The two agencies, provisionally called P and Q, are parent company and subsidiary. P, seemingly acting as a business consultant firm, took on the discriminatory inquiries on Q.

Q made inquires by dispatching their survey staff to the place where job applicants for their clients lived in order to verify information, mainly about the job applicants' reputation, work performance in their previous workplace, and family background.

After taking several factors into consideration, they made ranks from A to D (A: excellent, B: ordinary, C: attention is needed, D: advisable not to hire). In some occasions, they put a mark * and a comment "It is no longer possible for us to inquire", suggesting that applicants live either in a Buraku community, a dangerous area whose environment is not good, or they belonged to a gangster group.

A female applicant, for example, received the * mark due to the fact that her father operated a leather goods shop located in a Buraku community, even though her family is not of Buraku origin.

According to Q, they seldom received a complaint from their clients even when they reported *mark indicating impossible to inquire.

In a denunciation process, it is important for us to find the facts and to identify the discriminatory nature of them. I am going to point out the characteristics of these discriminatory inquiries.


First of all, the discriminatory investigations were conducted not on the decision of the survey staff, but in accord with the policy of the two investigating agencies.

The second point is that the agencies precisely violated the Osaka Prefectural ordinance which prohibits conducting background investigations that lead to Buraku discrimination, while they themselves pretended to be business consultants.

The third point is that there are more than 1,400 companies, registered as clients of the agencies, that supported business-related discriminatory investigations. While we call this incident a "discriminatory background investigation", it should be regarded as a discriminatory incident in employment.

The fourth point is that in addition to excluding Buraku people from employment, many firms screen their applicants based on their religion, political affiliation, and ethnic background, in order to avoid recruiting 'dangerous elements'.

More recently, it is said that companies pay attention to applicants' mental state and personal debt in recruitment.

The fifth point is that there are unusual relations between the two agencies and their clients because of the absence of a written contract. The client companies might enter into business relations with a guilty conscience.

The sixth point is that the privacy of the job applicants was gravely violated.
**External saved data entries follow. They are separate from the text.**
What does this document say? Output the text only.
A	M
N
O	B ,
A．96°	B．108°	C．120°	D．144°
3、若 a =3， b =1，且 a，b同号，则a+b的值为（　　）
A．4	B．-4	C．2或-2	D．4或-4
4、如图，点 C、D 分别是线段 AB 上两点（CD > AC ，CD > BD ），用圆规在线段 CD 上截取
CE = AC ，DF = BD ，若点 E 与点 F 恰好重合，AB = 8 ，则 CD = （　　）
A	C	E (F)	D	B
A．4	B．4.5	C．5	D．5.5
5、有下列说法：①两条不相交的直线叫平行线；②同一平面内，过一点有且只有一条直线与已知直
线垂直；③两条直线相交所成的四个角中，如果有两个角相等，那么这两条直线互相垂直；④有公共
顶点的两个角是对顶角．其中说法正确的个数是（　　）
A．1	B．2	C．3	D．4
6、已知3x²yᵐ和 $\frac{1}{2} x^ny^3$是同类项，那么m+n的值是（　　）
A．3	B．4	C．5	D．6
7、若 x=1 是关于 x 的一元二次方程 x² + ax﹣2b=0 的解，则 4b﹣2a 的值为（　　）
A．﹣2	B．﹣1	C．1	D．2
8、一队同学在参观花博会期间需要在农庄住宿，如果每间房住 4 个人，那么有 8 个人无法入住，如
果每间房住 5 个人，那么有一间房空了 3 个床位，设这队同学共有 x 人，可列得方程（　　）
The clients handed over their curriculum vitae to the investigating agencies without any sense of protecting one's privacy.
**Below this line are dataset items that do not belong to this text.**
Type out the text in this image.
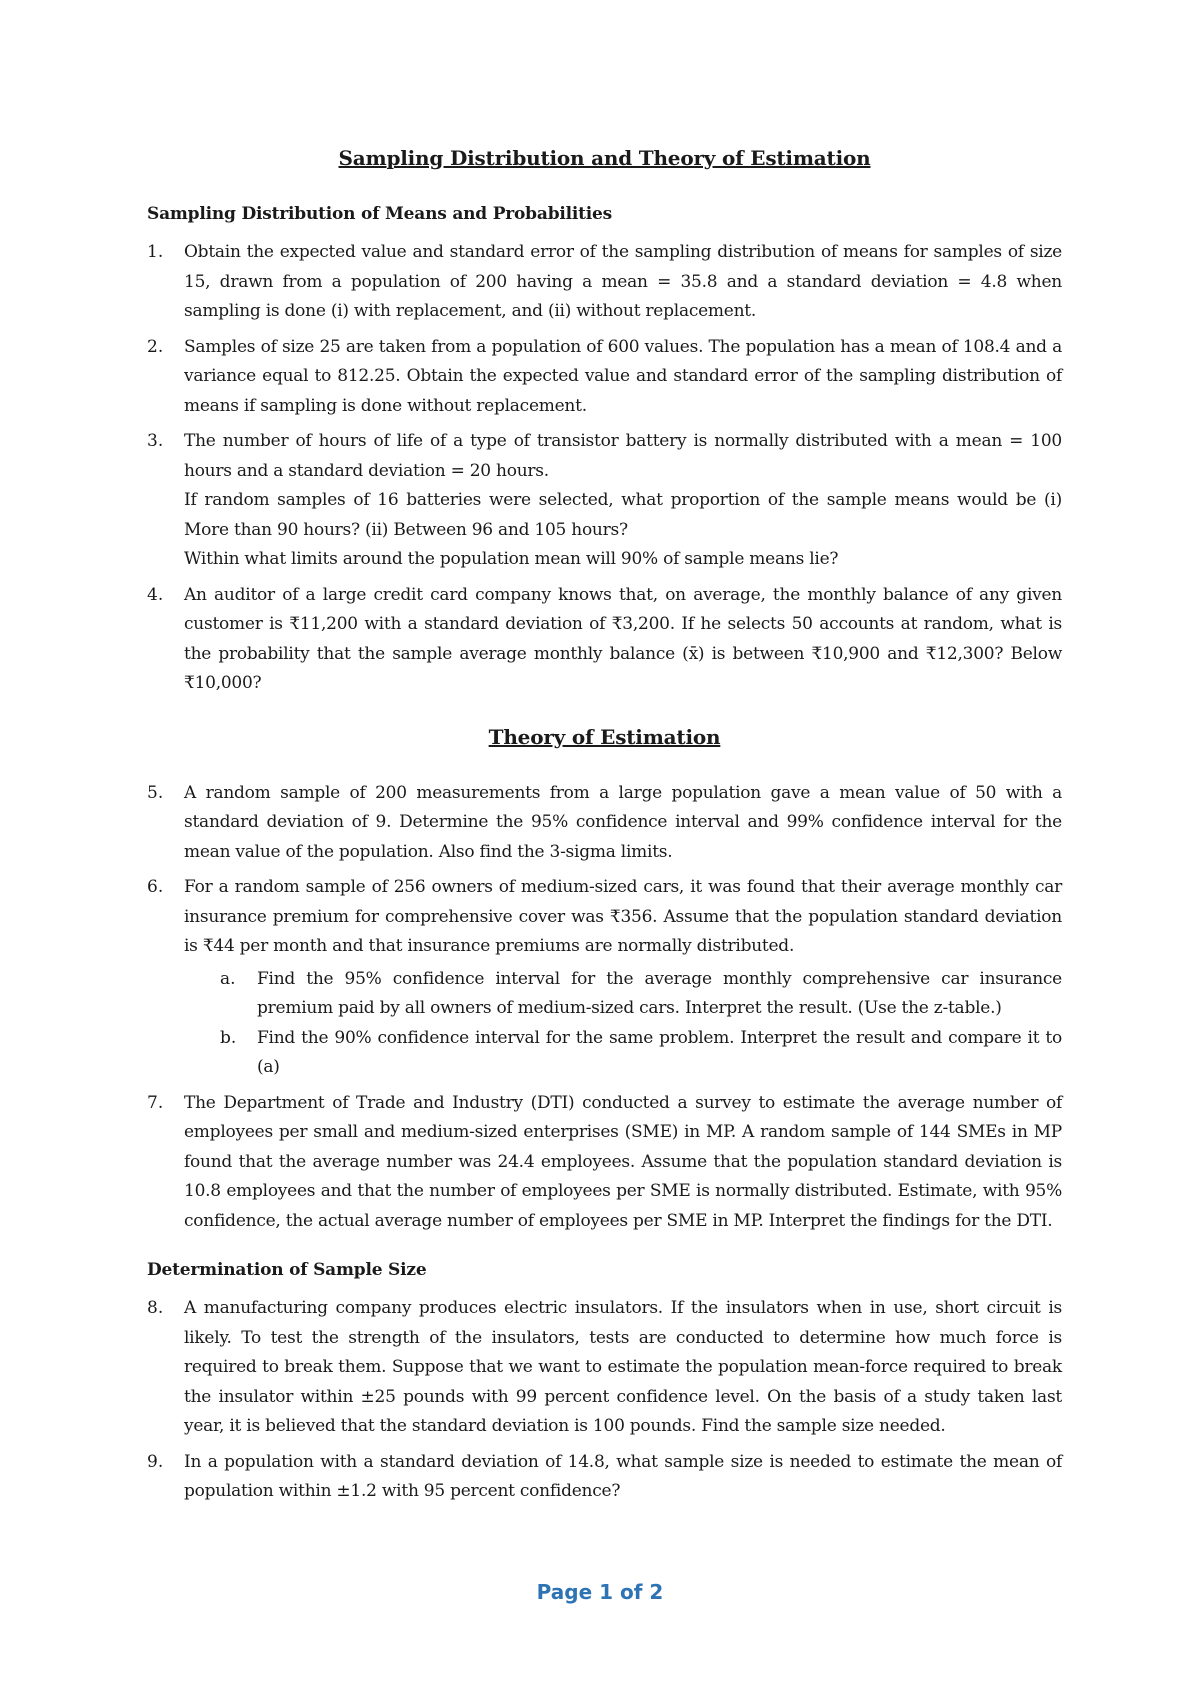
Sampling Distribution and Theory of Estimation
Sampling Distribution of Means and Probabilities
1. Obtain the expected value and standard error of the sampling distribution of means for samples of size 15, drawn from a population of 200 having a mean = 35.8 and a standard deviation = 4.8 when sampling is done (i) with replacement, and (ii) without replacement.
2. Samples of size 25 are taken from a population of 600 values. The population has a mean of 108.4 and a variance equal to 812.25. Obtain the expected value and standard error of the sampling distribution of means if sampling is done without replacement.
3. The number of hours of life of a type of transistor battery is normally distributed with a mean = 100 hours and a standard deviation = 20 hours.
If random samples of 16 batteries were selected, what proportion of the sample means would be (i) More than 90 hours? (ii) Between 96 and 105 hours?
Within what limits around the population mean will 90% of sample means lie?
4. An auditor of a large credit card company knows that, on average, the monthly balance of any given customer is ₹11,200 with a standard deviation of ₹3,200. If he selects 50 accounts at random, what is the probability that the sample average monthly balance (x̄) is between ₹10,900 and ₹12,300? Below ₹10,000?
Theory of Estimation
5. A random sample of 200 measurements from a large population gave a mean value of 50 with a standard deviation of 9. Determine the 95% confidence interval and 99% confidence interval for the mean value of the population. Also find the 3-sigma limits.
6. For a random sample of 256 owners of medium-sized cars, it was found that their average monthly car insurance premium for comprehensive cover was ₹356. Assume that the population standard deviation is ₹44 per month and that insurance premiums are normally distributed.
a. Find the 95% confidence interval for the average monthly comprehensive car insurance premium paid by all owners of medium-sized cars. Interpret the result. (Use the z-table.)
b. Find the 90% confidence interval for the same problem. Interpret the result and compare it to (a)
7. The Department of Trade and Industry (DTI) conducted a survey to estimate the average number of employees per small and medium-sized enterprises (SME) in MP. A random sample of 144 SMEs in MP found that the average number was 24.4 employees. Assume that the population standard deviation is 10.8 employees and that the number of employees per SME is normally distributed. Estimate, with 95% confidence, the actual average number of employees per SME in MP. Interpret the findings for the DTI.
Determination of Sample Size
8. A manufacturing company produces electric insulators. If the insulators when in use, short circuit is likely. To test the strength of the insulators, tests are conducted to determine how much force is required to break them. Suppose that we want to estimate the population mean-force required to break the insulator within ±25 pounds with 99 percent confidence level. On the basis of a study taken last year, it is believed that the standard deviation is 100 pounds. Find the sample size needed.
9. In a population with a standard deviation of 14.8, what sample size is needed to estimate the mean of population within ±1.2 with 95 percent confidence?
Page 1 of 2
In order to avoid the reoccurrence of such discriminatory investigations, we must reform several practices and systems in society as shown below.
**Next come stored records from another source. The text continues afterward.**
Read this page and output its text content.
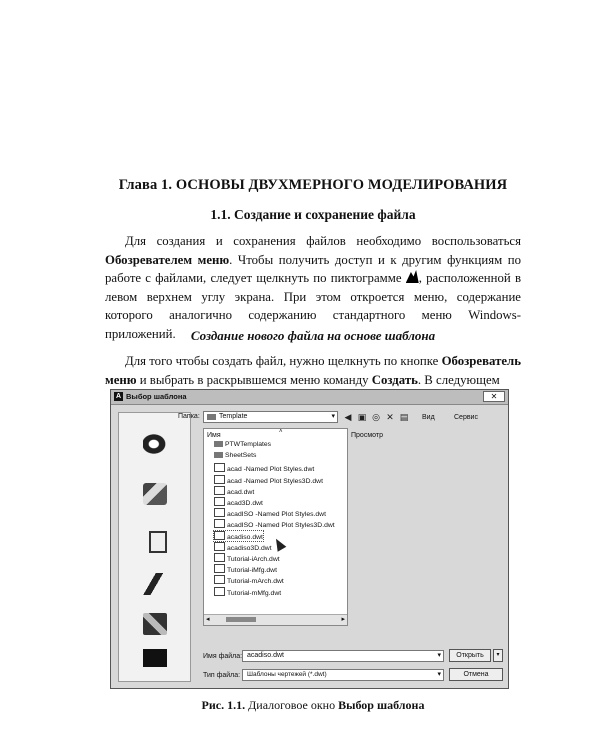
Глава 1. ОСНОВЫ ДВУХМЕРНОГО МОДЕЛИРОВАНИЯ
1.1. Создание и сохранение файла

Для создания и сохранения файлов необходимо воспользоваться Обозревателем меню. Чтобы получить доступ и к другим функциям по работе с файлами, следует щелкнуть по пиктограмме , расположенной в левом верхнем углу экрана. При этом откроется меню, содержание которого аналогично содержанию стандартного меню Windows-приложений.	Создание нового файла на основе шаблона

Для того чтобы создать файл, нужно щелкнуть по кнопке Обозреватель меню и выбрать в раскрывшемся меню команду Создать. В следующем

A Выбор шаблона	✕
Папка:	Template	▾ ◀ ▣ ◎ ✕ ▤ Вид	Сервис
Имя	˄
PTWTemplates
SheetSets
acad -Named Plot Styles.dwt
acad -Named Plot Styles3D.dwt
acad.dwt
acad3D.dwt
acadISO -Named Plot Styles.dwt
acadISO -Named Plot Styles3D.dwt
acadiso.dwt
acadiso3D.dwt
Tutorial-iArch.dwt
Tutorial-iMfg.dwt
Tutorial-mArch.dwt
Tutorial-mMfg.dwt
◂	▸
Просмотр
Имя файла: acadiso.dwt	▾
Тип файла: Шаблоны чертежей (*.dwt)	▾
Открыть	▾
Отмена
Рис. 1.1. Диалоговое окно Выбор шаблона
  1. The two agencies should substantially reflect on their past conduct.
  2. Drastic measures should be taken to improve the business ethics of investigating firms and to eliminate the discriminatory nature in investigation.
  3. Comprehensive measures should be taken by concerned government agencies to avoid similar incidents, while reflecting on this incident.
  4. A law should be enacted to regulate nationwide discriminatory investigation.
  5. The business sector should take a drastic action in relation to employment;

and, social practices that bring about discriminatory investigations should be changed.

We continue to discuss what should we do, together with people from the business sector and the government, in order to find a comprehensive solution.